[Avionics Today 10-26-2015] Safety critical Air Traffic Management (ATM) systems are at risk of "system-damaging" cyber attacks, according to Civil Air Navigation Services Organization (CANSO) Director General Jeff Poole. During a speech at the Aviation Security (AVSEC) World Conference in Dublin, Ireland on Monday, Poole outlined the risks to air traffic automation systems and how CANSO and other aviation organizations are overcoming that risk.
CANSO Director General Jeff Poole at last month's Global Sustainable Aviation Summit. Photo: CANSO.
Poole outlined a twin-track approach to defending air traffic technology. First, working with industry partners to agree on an overall approach and strategy to counter the threat, and secondly ensuring that stakeholders implement and tailor an approach that applies to that specific part of the industry.
"The traditional Communications, Navigation, and Surveillance (CNS) and Air Traffic Management (ATM) systems were not designed to counter the threat of cyber-attacks," said Poole. "For example, Automatic Dependent Surveillance-Broadcast (ADS-B) is an open, unencrypted technology whereby data, including aircraft ID, altitude, position, bearing, and speed, can be received by any airborne or ground-based receiver. This makes it vulnerable to spoofing and jamming. As it is unencrypted and lacks authentication, a cyber-attacker could inject false position data into the system, causing problems for air traffic control."
The CANSO chief also noted the risks within ATM modernization programs such as Single European Sky ATM Research (SESAR) in Europe, NextGen in the U.S. and Collaborative Action for Renovation of Air Traffic Systems (CARATS) in Japan supporting net-centric information environments reliant upon the exchange of air traffic information and aircraft data to support Collaborative Decision-Making (CDM).
But much like other industries that are vulnerable to cyber attacks and have already suffered massive ones, aviation leaders are not letting the fear and risk of cyber attacks stifle modernization, innovation, and the introduction of Internet Protocol (IP)-based information sharing. CANSO, for example, published its Cyber Security and Risk Assessment Guide last year to provide guidance for Air Navigation Service Providers (ANSPs) to improve their cyber-security.
On the aircraft side, RTCA Special Committee 216 (SC-216) has a team of experts from Boeing, Honeywell and the FAA working on recommendations and guidance to ensure safe, secure and efficient flight operations amid the growing use of integrated electronic systems and network technologies used onboard aircraft, for CNS/ATM systems and air carrier operations and maintenance. In September 2014, SC-2016 published DO-356, to address type certification considerations during the first three life cycle stages of an aircraft type. The Aviation Information Sharing and Analysis Center (A-ISAC) is also working closely with the U.S. Department of Homeland Security's (DHS) National Cybersecurity and Communications Integration Center (NCCIC), a 24/7 cyber situational awareness, incident response and management center considered by DHS as the "national nexus of cyber and communications integration." The NCCIC shares information among public and private sector partners to build awareness of vulnerabilities, incidents, and mitigations.
Still, there is more work to do. According to Poole, the Civil Aviation Cyber Security Action Plan is a good first step.
"The Civil Aviation Cyber Security Action Plan and accompanying roadmap, signed by [Airports Council International] ACI, CANSO, [International Air Transport Association] IATA, [International Civil Aviation Organization] ICAO and [International Coordinating Council of Aerospace Industries Associations] ICCAIA, was an important step. The goal of the action plan is to ensure that all industry stakeholders promote a coherent and consistent approach to cyber security; and we are making good progress with implementing it," said Poole.

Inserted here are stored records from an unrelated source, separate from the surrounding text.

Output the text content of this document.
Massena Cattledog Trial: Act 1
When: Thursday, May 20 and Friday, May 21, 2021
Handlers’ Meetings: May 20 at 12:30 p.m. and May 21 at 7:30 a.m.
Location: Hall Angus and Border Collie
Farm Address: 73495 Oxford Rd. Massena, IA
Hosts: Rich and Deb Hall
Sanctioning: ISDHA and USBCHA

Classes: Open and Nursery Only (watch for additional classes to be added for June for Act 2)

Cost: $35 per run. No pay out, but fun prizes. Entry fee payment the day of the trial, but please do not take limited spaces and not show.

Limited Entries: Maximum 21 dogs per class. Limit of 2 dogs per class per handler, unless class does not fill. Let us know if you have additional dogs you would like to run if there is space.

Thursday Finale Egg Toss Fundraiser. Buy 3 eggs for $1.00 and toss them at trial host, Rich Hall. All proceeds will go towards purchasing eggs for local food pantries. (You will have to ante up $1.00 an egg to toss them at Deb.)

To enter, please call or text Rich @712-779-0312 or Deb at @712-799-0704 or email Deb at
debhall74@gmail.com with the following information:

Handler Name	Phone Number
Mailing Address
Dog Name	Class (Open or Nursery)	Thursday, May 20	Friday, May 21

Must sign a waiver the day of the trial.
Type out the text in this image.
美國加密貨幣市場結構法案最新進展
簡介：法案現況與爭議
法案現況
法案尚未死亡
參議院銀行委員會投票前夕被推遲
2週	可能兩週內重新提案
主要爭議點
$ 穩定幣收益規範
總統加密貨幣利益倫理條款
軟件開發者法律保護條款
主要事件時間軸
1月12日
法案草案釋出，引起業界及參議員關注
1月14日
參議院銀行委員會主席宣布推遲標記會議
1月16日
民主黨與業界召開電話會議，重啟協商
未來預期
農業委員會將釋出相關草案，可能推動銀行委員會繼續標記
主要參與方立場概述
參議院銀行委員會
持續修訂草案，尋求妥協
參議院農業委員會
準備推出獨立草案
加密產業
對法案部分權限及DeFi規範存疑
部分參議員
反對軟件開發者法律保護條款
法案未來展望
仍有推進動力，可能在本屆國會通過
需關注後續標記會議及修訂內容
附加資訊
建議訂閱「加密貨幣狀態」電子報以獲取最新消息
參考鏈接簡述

CANSO's industry high-level group is working with ICAO to develop collaborative approaches to addressing cyber security in aviation and will present a progress report to the 39th Session of the ICAO Assembly in September 2016 with a set of recommendations for industry, states and ICAO in the form of a "declaration on cyber security" for aviation, Poole said.
“Protecting our industry from cyber-threats is hard, probably one of the hardest things we have to tackle as an industry, because we do not know what we are facing or for what we need to prepare,” said Poole. “We need to find new ways to overcome the very real challenges that exist to sharing information: by building trust and recognizing that sharing of information is a collective responsibility; and through a holistic, common and system-wide approach to cyber security in aviation that is consistent with global best practice in cyber security in other fields and that precludes inappropriate, fragmented and reactive approaches to standard-setting and regulation.”